The story, then, though a classic, is unfortunately unlikely to appeal to foreigners, and probably has little interest to most modern Taiwanese either. If someone were to pen a sequel set among contemporary teenagers featuring piercings, crazy haircuts and outlandishly small mobile phones, that would be a different matter.
Yang Xianyi and Gladys Yang were responsible for translating Lu Xun's Selected Works in four volumes 40 years ago. The selection was published in Beijing between 1959 and 1960, and The True Story of Ah Q was certain to have been included. Whether the English text of this new edition is merely a reprint of that version or a new rendering by the same authors is open to question.
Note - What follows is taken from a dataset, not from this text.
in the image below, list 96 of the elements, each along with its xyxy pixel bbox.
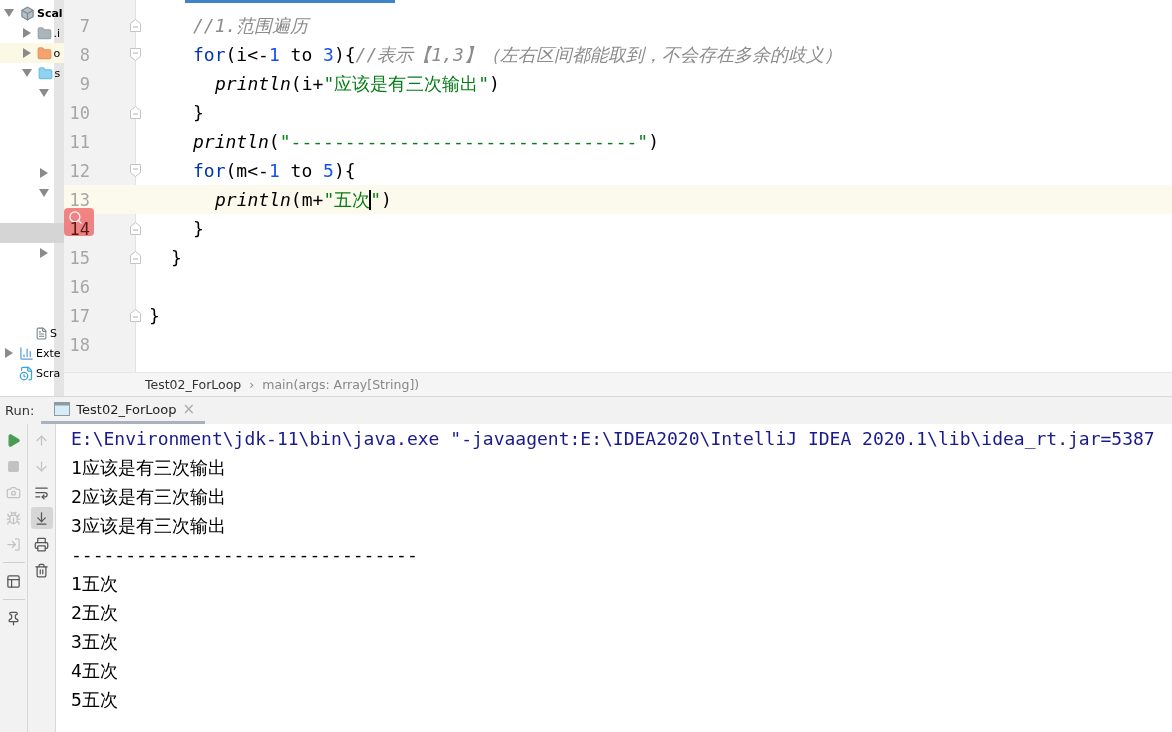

There is no answer provided in the various credits printed following the book's title page. All we have is a publisher's note that states that in preparing their Bilingual Series on Modern Chinese Literature the committee responsible has either "to identify the best existing translations, or to commission experts who can do the job well." Which alternative they have opted for here isn't revealed.
This new publication by Hong Kong's Chinese University Press is a bilingual edition, with the traditional characters of the original Chinese version retained. A similar bilingual edition, but using simplified Chinese characters, was published in Beijing two years ago.
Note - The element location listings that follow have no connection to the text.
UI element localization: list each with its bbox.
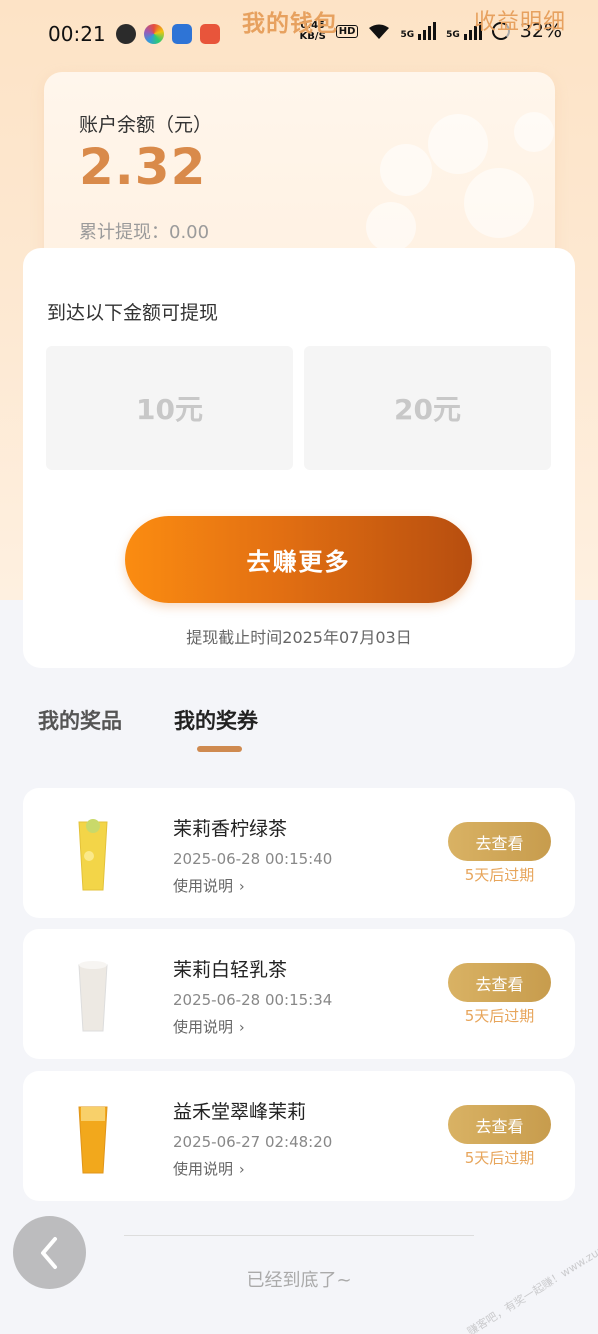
app-blue-icon [172, 24, 192, 44]
decor-bubble [428, 114, 488, 174]
expire-text: 5天后过期 [464, 1149, 535, 1167]
view-coupon-button[interactable]: 去查看 [448, 963, 551, 1002]
decor-bubble [366, 202, 416, 252]
withdraw-panel: 到达以下金额可提现 10元 20元 去赚更多 提现截止时间2025年07月03日 [23, 248, 575, 668]
chevron-right-icon: › [239, 1162, 245, 1178]
drink-cup-icon [78, 1106, 108, 1174]
page-title: 我的钱包 [242, 11, 338, 37]
status-time: 00:21 [48, 22, 106, 46]
signal-label: 5G [400, 30, 415, 40]
chevron-left-icon [40, 1236, 57, 1269]
wifi-icon [368, 23, 390, 39]
coupon-name: 茉莉香柠绿茶 [173, 818, 288, 840]
coupon-card: 茉莉香柠绿茶 2025-06-28 00:15:40 使用说明 › 去查看 5天后… [23, 788, 575, 918]
tab-my-coupons[interactable]: 我的奖券 [174, 705, 258, 735]
chevron-right-icon: › [239, 879, 245, 895]
coupon-time: 2025-06-28 00:15:40 [173, 850, 333, 868]
signal-icon: 5G [400, 22, 437, 40]
withdraw-hint: 到达以下金额可提现 [47, 302, 219, 324]
earn-more-button[interactable]: 去赚更多 [125, 516, 472, 603]
chevron-right-icon: › [239, 1020, 245, 1036]
usage-instructions-link[interactable]: 使用说明 › [173, 1016, 245, 1037]
usage-instructions-link[interactable]: 使用说明 › [173, 875, 245, 896]
amount-option-20[interactable]: 20元 [304, 346, 551, 470]
coupon-time: 2025-06-28 00:15:34 [173, 991, 333, 1009]
balance-card: 账户余额（元） 2.32 累计提现：0.00 [44, 72, 555, 272]
notification-icons [116, 24, 220, 44]
usage-label: 使用说明 [173, 1160, 234, 1178]
expire-text: 5天后过期 [464, 1007, 535, 1025]
coupon-name: 茉莉白轻乳茶 [173, 959, 288, 981]
app-color-icon [144, 24, 164, 44]
total-withdrawn: 累计提现：0.00 [79, 222, 210, 243]
coupon-card: 茉莉白轻乳茶 2025-06-28 00:15:34 使用说明 › 去查看 5天后… [23, 929, 575, 1059]
coupon-card: 益禾堂翠峰茉莉 2025-06-27 02:48:20 使用说明 › 去查看 5天… [23, 1071, 575, 1201]
decor-bubble [464, 168, 534, 238]
usage-label: 使用说明 [173, 877, 234, 895]
end-of-list-text: 已经到底了~ [246, 1270, 352, 1291]
drink-cup-icon [78, 961, 108, 1032]
end-divider [124, 1235, 474, 1236]
wechat-icon [116, 24, 136, 44]
withdraw-deadline: 提现截止时间2025年07月03日 [186, 628, 412, 647]
usage-label: 使用说明 [173, 1018, 234, 1036]
view-coupon-button[interactable]: 去查看 [448, 822, 551, 861]
back-button[interactable] [13, 1216, 86, 1289]
coupon-name: 益禾堂翠峰茉莉 [173, 1101, 307, 1123]
hd-icon: HD [335, 24, 359, 38]
expire-text: 5天后过期 [464, 866, 535, 884]
decor-bubble [380, 144, 432, 196]
balance-value: 2.32 [79, 138, 207, 196]
view-coupon-button[interactable]: 去查看 [448, 1105, 551, 1144]
income-details-link[interactable]: 收益明细 [474, 4, 566, 36]
amount-option-10[interactable]: 10元 [46, 346, 293, 470]
active-tab-indicator [197, 746, 242, 752]
balance-label: 账户余额（元） [79, 114, 213, 136]
tab-my-prizes[interactable]: 我的奖品 [38, 705, 122, 735]
signal-label-2: 5G [446, 30, 460, 40]
usage-instructions-link[interactable]: 使用说明 › [173, 1158, 245, 1179]
drink-cup-icon [78, 819, 108, 891]
app-red-icon [200, 24, 220, 44]
decor-bubble [514, 112, 554, 152]
coupon-time: 2025-06-27 02:48:20 [173, 1133, 333, 1151]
The whole issue of the romanization of the Chinese script was a very important topic among China's would-be modernizers in the pre-World War II period. The difficulty of the traditional script, they argued, was a major obstacle to the spread of education in a country where most of the people were illiterate. Lu Xun backed the most radical of the various schemes for romanization, but in the event the more moderate argument, for a simplification of the old Chinese script, prevailed. This is what the post-1949 government in Beijing adopted.
A wit might like to point out that the KMT, on regrouping on Taiwan, opted for none of these changes, but instead for the 12-hour school day to make sure their long-suffering offspring mastered the traditional system. And it is of course to everyone's credit that they have.